Build models with transparency and reliability. Machine learning (ML) can be a black box and unfamiliar to many people. Demystifying the process and including leadership and end users every step of the way is the best way to get buy-in from clients. This creates advocates for the product through deepened understanding — and people like things they can trust.
Make real impact. Having a data science (DS) team churn out 30 cutting-edge models is useless if the models are collecting dust in a shelf. A few simple models with large impact deployed in production creates tangible value, however large, for the client. Real impact > potential impact.

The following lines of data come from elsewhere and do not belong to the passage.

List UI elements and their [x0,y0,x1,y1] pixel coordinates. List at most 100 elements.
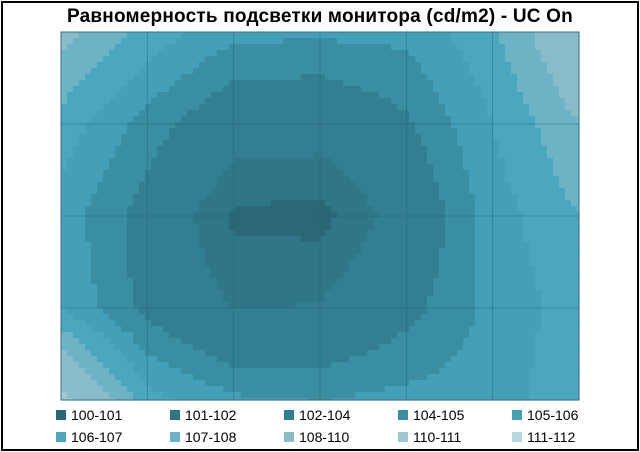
contour-cell [121,152,128,159]
contour-cell [313,74,320,81]
contour-cell [115,194,122,201]
contour-cell [391,248,398,255]
contour-cell [277,32,284,39]
contour-cell [241,320,248,327]
contour-cell [457,50,464,57]
contour-cell [337,314,344,321]
contour-cell [511,134,518,141]
contour-cell [265,80,272,87]
contour-cell [151,44,158,51]
contour-cell [469,116,476,123]
contour-cell [499,242,506,249]
contour-cell [145,74,152,81]
contour-cell [535,134,542,141]
contour-cell [73,128,80,135]
contour-cell [169,296,176,303]
contour-cell [547,194,554,201]
contour-cell [385,74,392,81]
contour-cell [559,62,566,69]
contour-cell [571,164,578,171]
contour-cell [283,44,290,51]
contour-cell [355,62,362,69]
contour-cell [523,98,530,105]
contour-cell [331,326,338,333]
contour-cell [109,116,116,123]
contour-cell [493,242,500,249]
contour-cell [307,92,314,99]
contour-cell [553,302,560,309]
contour-cell [433,68,440,75]
contour-cell [547,32,554,39]
contour-cell [343,122,350,129]
contour-cell [349,290,356,297]
contour-cell [481,146,488,153]
contour-cell [433,146,440,153]
contour-cell [79,218,86,225]
contour-cell [379,356,386,363]
contour-cell [361,128,368,135]
contour-cell [235,182,242,189]
contour-cell [271,212,278,219]
contour-cell [133,230,140,237]
contour-cell [529,302,536,309]
contour-cell [175,170,182,177]
contour-cell [439,164,446,171]
contour-cell [277,212,284,219]
contour-cell [229,350,236,357]
contour-cell [571,284,578,291]
contour-cell [115,314,122,321]
contour-cell [79,302,86,309]
contour-cell [349,308,356,315]
contour-cell [571,200,578,207]
contour-cell [235,206,242,213]
contour-cell [355,272,362,279]
contour-cell [139,38,146,45]
contour-cell [523,182,530,189]
contour-cell [559,338,566,345]
contour-cell [97,122,104,129]
contour-cell [151,80,158,87]
contour-cell [157,326,164,333]
contour-cell [421,218,428,225]
contour-cell [427,116,434,123]
contour-cell [121,332,128,339]
contour-cell [355,164,362,171]
contour-cell [535,164,542,171]
contour-cell [217,122,224,129]
contour-cell [115,128,122,135]
contour-cell [571,122,578,129]
contour-cell [541,224,548,231]
contour-cell [271,224,278,231]
contour-cell [109,320,116,327]
contour-cell [343,248,350,255]
contour-cell [571,128,578,135]
contour-cell [85,350,92,357]
contour-cell [217,44,224,51]
contour-cell [139,284,146,291]
contour-cell [277,236,284,243]
contour-cell [85,98,92,105]
contour-cell [187,206,194,213]
contour-cell [391,194,398,201]
contour-cell [169,140,176,147]
contour-cell [217,314,224,321]
contour-cell [565,116,572,123]
contour-cell [217,68,224,75]
contour-cell [181,344,188,351]
contour-cell [427,86,434,93]
contour-cell [103,368,110,375]
contour-cell [391,38,398,45]
contour-cell [577,38,580,45]
contour-cell [331,296,338,303]
contour-cell [343,164,350,171]
contour-cell [241,86,248,93]
contour-cell [199,302,206,309]
contour-cell [529,62,536,69]
contour-cell [247,62,254,69]
contour-cell [499,68,506,75]
contour-cell [565,104,572,111]
contour-cell [241,374,248,381]
contour-cell [307,146,314,153]
contour-cell [331,182,338,189]
contour-cell [85,68,92,75]
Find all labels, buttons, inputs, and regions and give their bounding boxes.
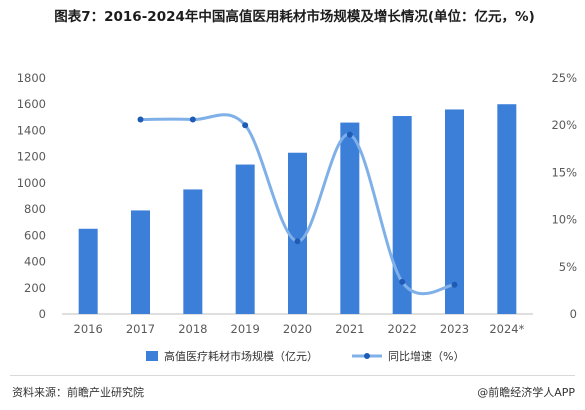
y-right-tick-label: 20% (551, 118, 577, 132)
footer-divider (10, 375, 575, 376)
legend-label-line: 同比增速（%） (388, 349, 464, 363)
brand-credit: @前瞻经济学人APP (477, 386, 575, 399)
y-right-tick-label: 0 (570, 307, 577, 321)
x-tick-label: 2022 (388, 322, 417, 336)
y-left-tick-label: 1400 (17, 123, 46, 137)
growth-point (189, 116, 196, 123)
growth-point (346, 131, 353, 138)
growth-point (294, 238, 301, 245)
y-left-tick-label: 400 (24, 255, 46, 269)
y-left-tick-label: 1800 (17, 71, 46, 85)
y-right-tick-label: 5% (559, 260, 577, 274)
x-tick-label: 2017 (126, 322, 155, 336)
bar (445, 109, 464, 314)
y-left-tick-label: 200 (24, 281, 46, 295)
growth-point (242, 122, 249, 129)
x-tick-label: 2024* (489, 322, 524, 336)
bar (183, 189, 203, 314)
x-tick-label: 2019 (231, 322, 260, 336)
bar (78, 228, 98, 314)
y-left-tick-label: 1000 (17, 176, 46, 190)
bar (340, 122, 360, 314)
y-right-tick-label: 10% (551, 213, 577, 227)
y-right-tick-label: 15% (551, 165, 577, 179)
growth-line (140, 113, 455, 296)
x-tick-label: 2020 (283, 322, 312, 336)
y-left-tick-label: 1600 (17, 97, 46, 111)
y-right-tick-label: 25% (551, 71, 577, 85)
chart-canvas: 0 200 400 600 800 1000 1200 1400 1600 1800 0 5% 10% 1… (17, 71, 577, 363)
growth-point (137, 116, 144, 123)
y-left-tick-label: 0 (39, 307, 46, 321)
x-tick-label: 2023 (440, 322, 469, 336)
legend-swatch-bar (146, 351, 158, 361)
growth-point (451, 281, 458, 288)
source-note: 资料来源：前瞻产业研究院 (12, 386, 144, 399)
bar (131, 210, 150, 314)
y-left-tick-label: 1200 (17, 150, 46, 164)
chart-title: 图表7：2016-2024年中国高值医用耗材市场规模及增长情况(单位：亿元，%) (54, 9, 535, 25)
bar (235, 164, 255, 314)
x-tick-label: 2021 (335, 322, 364, 336)
bar (392, 116, 412, 315)
legend-swatch-line-marker (364, 353, 370, 359)
legend-label-bar: 高值医疗耗材市场规模（亿元） (164, 349, 318, 363)
y-left-tick-label: 800 (24, 202, 46, 216)
growth-point (399, 278, 406, 285)
bar (497, 104, 517, 314)
y-left-tick-label: 600 (24, 228, 46, 242)
x-tick-label: 2018 (178, 322, 207, 336)
x-tick-label: 2016 (74, 322, 103, 336)
bar (288, 152, 307, 314)
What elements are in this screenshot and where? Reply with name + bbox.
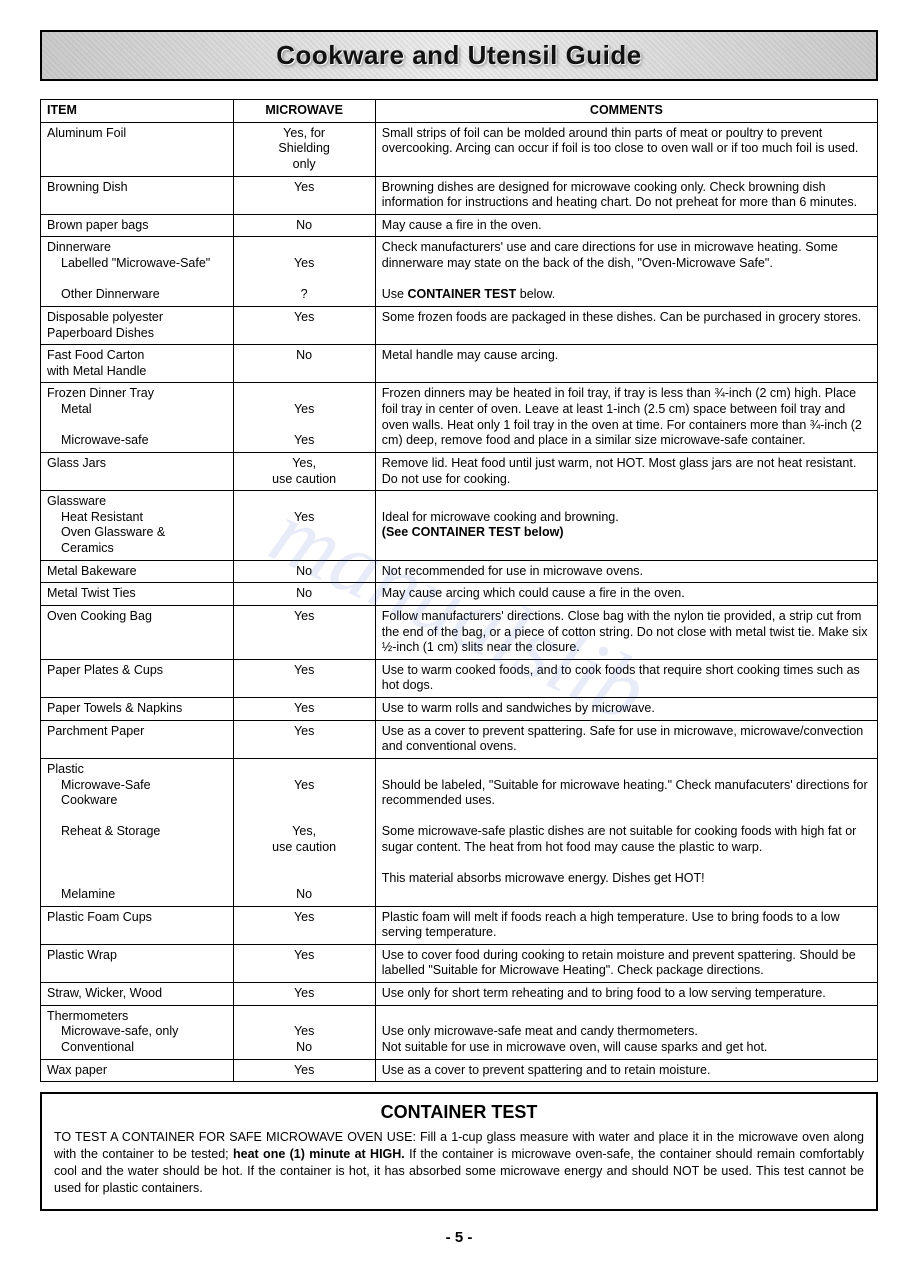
item-cell: Wax paper — [41, 1059, 234, 1082]
header-microwave: MICROWAVE — [233, 100, 375, 123]
item-cell: Glass Jars — [41, 452, 234, 490]
comments-cell: Use as a cover to prevent spattering. Sa… — [375, 720, 877, 758]
item-cell: Plastic Wrap — [41, 944, 234, 982]
item-cell: Parchment Paper — [41, 720, 234, 758]
microwave-cell: Yes — [233, 944, 375, 982]
header-item: ITEM — [41, 100, 234, 123]
table-row: Oven Cooking BagYesFollow manufacturers'… — [41, 605, 878, 659]
microwave-cell: Yes Yes,use caution No — [233, 758, 375, 906]
comments-cell: Browning dishes are designed for microwa… — [375, 176, 877, 214]
item-cell: PlasticMicrowave-SafeCookware Reheat & S… — [41, 758, 234, 906]
item-cell: Frozen Dinner TrayMetal Microwave-safe — [41, 383, 234, 453]
microwave-cell: Yes — [233, 176, 375, 214]
table-row: Brown paper bagsNoMay cause a fire in th… — [41, 214, 878, 237]
comments-cell: Metal handle may cause arcing. — [375, 345, 877, 383]
table-row: Glass JarsYes,use cautionRemove lid. Hea… — [41, 452, 878, 490]
comments-cell: Follow manufacturers' directions. Close … — [375, 605, 877, 659]
table-header-row: ITEM MICROWAVE COMMENTS — [41, 100, 878, 123]
header-comments: COMMENTS — [375, 100, 877, 123]
comments-cell: Frozen dinners may be heated in foil tra… — [375, 383, 877, 453]
microwave-cell: No — [233, 583, 375, 606]
table-row: GlasswareHeat ResistantOven Glassware &C… — [41, 491, 878, 561]
table-row: Wax paperYesUse as a cover to prevent sp… — [41, 1059, 878, 1082]
table-row: Paper Towels & NapkinsYesUse to warm rol… — [41, 698, 878, 721]
container-test-box: CONTAINER TEST TO TEST A CONTAINER FOR S… — [40, 1092, 878, 1211]
item-cell: Straw, Wicker, Wood — [41, 983, 234, 1006]
microwave-cell: No — [233, 214, 375, 237]
table-row: DinnerwareLabelled "Microwave-Safe" Othe… — [41, 237, 878, 307]
item-cell: Disposable polyesterPaperboard Dishes — [41, 306, 234, 344]
comments-cell: Use to warm cooked foods, and to cook fo… — [375, 659, 877, 697]
item-cell: Brown paper bags — [41, 214, 234, 237]
table-row: Parchment PaperYesUse as a cover to prev… — [41, 720, 878, 758]
item-cell: Metal Twist Ties — [41, 583, 234, 606]
microwave-cell: Yes — [233, 306, 375, 344]
page-number: - 5 - — [40, 1229, 878, 1246]
comments-cell: Not recommended for use in microwave ove… — [375, 560, 877, 583]
table-row: Plastic WrapYesUse to cover food during … — [41, 944, 878, 982]
microwave-cell: Yes, forShieldingonly — [233, 122, 375, 176]
microwave-cell: Yes,use caution — [233, 452, 375, 490]
comments-cell: Some frozen foods are packaged in these … — [375, 306, 877, 344]
comments-cell: Use only for short term reheating and to… — [375, 983, 877, 1006]
comments-cell: Use to warm rolls and sandwiches by micr… — [375, 698, 877, 721]
item-cell: Metal Bakeware — [41, 560, 234, 583]
comments-cell: May cause a fire in the oven. — [375, 214, 877, 237]
table-row: Fast Food Cartonwith Metal HandleNoMetal… — [41, 345, 878, 383]
page-title: Cookware and Utensil Guide — [42, 40, 876, 71]
table-row: Disposable polyesterPaperboard DishesYes… — [41, 306, 878, 344]
cookware-table: ITEM MICROWAVE COMMENTS Aluminum FoilYes… — [40, 99, 878, 1082]
microwave-cell: No — [233, 345, 375, 383]
comments-cell: Use as a cover to prevent spattering and… — [375, 1059, 877, 1082]
microwave-cell: Yes Yes — [233, 383, 375, 453]
item-cell: DinnerwareLabelled "Microwave-Safe" Othe… — [41, 237, 234, 307]
table-row: ThermometersMicrowave-safe, onlyConventi… — [41, 1005, 878, 1059]
table-row: Straw, Wicker, WoodYesUse only for short… — [41, 983, 878, 1006]
comments-cell: Use to cover food during cooking to reta… — [375, 944, 877, 982]
item-cell: Aluminum Foil — [41, 122, 234, 176]
table-row: Paper Plates & CupsYesUse to warm cooked… — [41, 659, 878, 697]
table-row: Metal BakewareNoNot recommended for use … — [41, 560, 878, 583]
table-row: Aluminum FoilYes, forShieldingonlySmall … — [41, 122, 878, 176]
item-cell: Browning Dish — [41, 176, 234, 214]
item-cell: Paper Towels & Napkins — [41, 698, 234, 721]
table-row: Plastic Foam CupsYesPlastic foam will me… — [41, 906, 878, 944]
table-row: Metal Twist TiesNoMay cause arcing which… — [41, 583, 878, 606]
item-cell: GlasswareHeat ResistantOven Glassware &C… — [41, 491, 234, 561]
microwave-cell: Yes — [233, 605, 375, 659]
comments-cell: Check manufacturers' use and care direct… — [375, 237, 877, 307]
comments-cell: Remove lid. Heat food until just warm, n… — [375, 452, 877, 490]
table-row: Frozen Dinner TrayMetal Microwave-safe Y… — [41, 383, 878, 453]
microwave-cell: Yes — [233, 720, 375, 758]
comments-cell: Use only microwave-safe meat and candy t… — [375, 1005, 877, 1059]
microwave-cell: Yes — [233, 906, 375, 944]
container-test-body: TO TEST A CONTAINER FOR SAFE MICROWAVE O… — [54, 1129, 864, 1197]
microwave-cell: Yes — [233, 698, 375, 721]
comments-cell: Plastic foam will melt if foods reach a … — [375, 906, 877, 944]
microwave-cell: Yes — [233, 1059, 375, 1082]
comments-cell: Small strips of foil can be molded aroun… — [375, 122, 877, 176]
microwave-cell: Yes — [233, 659, 375, 697]
microwave-cell: No — [233, 560, 375, 583]
item-cell: Fast Food Cartonwith Metal Handle — [41, 345, 234, 383]
item-cell: Plastic Foam Cups — [41, 906, 234, 944]
comments-cell: May cause arcing which could cause a fir… — [375, 583, 877, 606]
container-test-heading: CONTAINER TEST — [54, 1102, 864, 1123]
microwave-cell: Yes — [233, 983, 375, 1006]
item-cell: ThermometersMicrowave-safe, onlyConventi… — [41, 1005, 234, 1059]
item-cell: Paper Plates & Cups — [41, 659, 234, 697]
title-banner: Cookware and Utensil Guide — [40, 30, 878, 81]
table-row: Browning DishYesBrowning dishes are desi… — [41, 176, 878, 214]
table-row: PlasticMicrowave-SafeCookware Reheat & S… — [41, 758, 878, 906]
microwave-cell: Yes — [233, 491, 375, 561]
comments-cell: Should be labeled, "Suitable for microwa… — [375, 758, 877, 906]
microwave-cell: Yes ? — [233, 237, 375, 307]
item-cell: Oven Cooking Bag — [41, 605, 234, 659]
comments-cell: Ideal for microwave cooking and browning… — [375, 491, 877, 561]
microwave-cell: YesNo — [233, 1005, 375, 1059]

Just because you can, doesn’t mean you should. Not all problems are nails to be solved by the Artificial Intelligence (AI) hammer. In identifying optimization opportunities and process efficiencies, it’s tempting to insert AI wherever possible. Problems should be solved with the simplest route possible, starting with solutions like providing additional training to staff, updating steps in the process, automating a manual process through code or robotic process automation, and finally arriving at more complex solutions like AI. We want to simplify systems, not make them more complex.
ML client engagements offer a two-way street for learning. Consultants may bring the data science skills, and the client will bring domain or industry knowledge specific to their data, systems, and processes. Neither is an expert in all the inputs for a model, and success relies on remaining respectful and open to fill gaps in each other’s expertise.
Data is the whole pie. If model = algorithm + data
, prioritizing clean and thought-through datasets is 90% of the outcome, and the most difficult to secure. Bad data in ⇒ bad data out.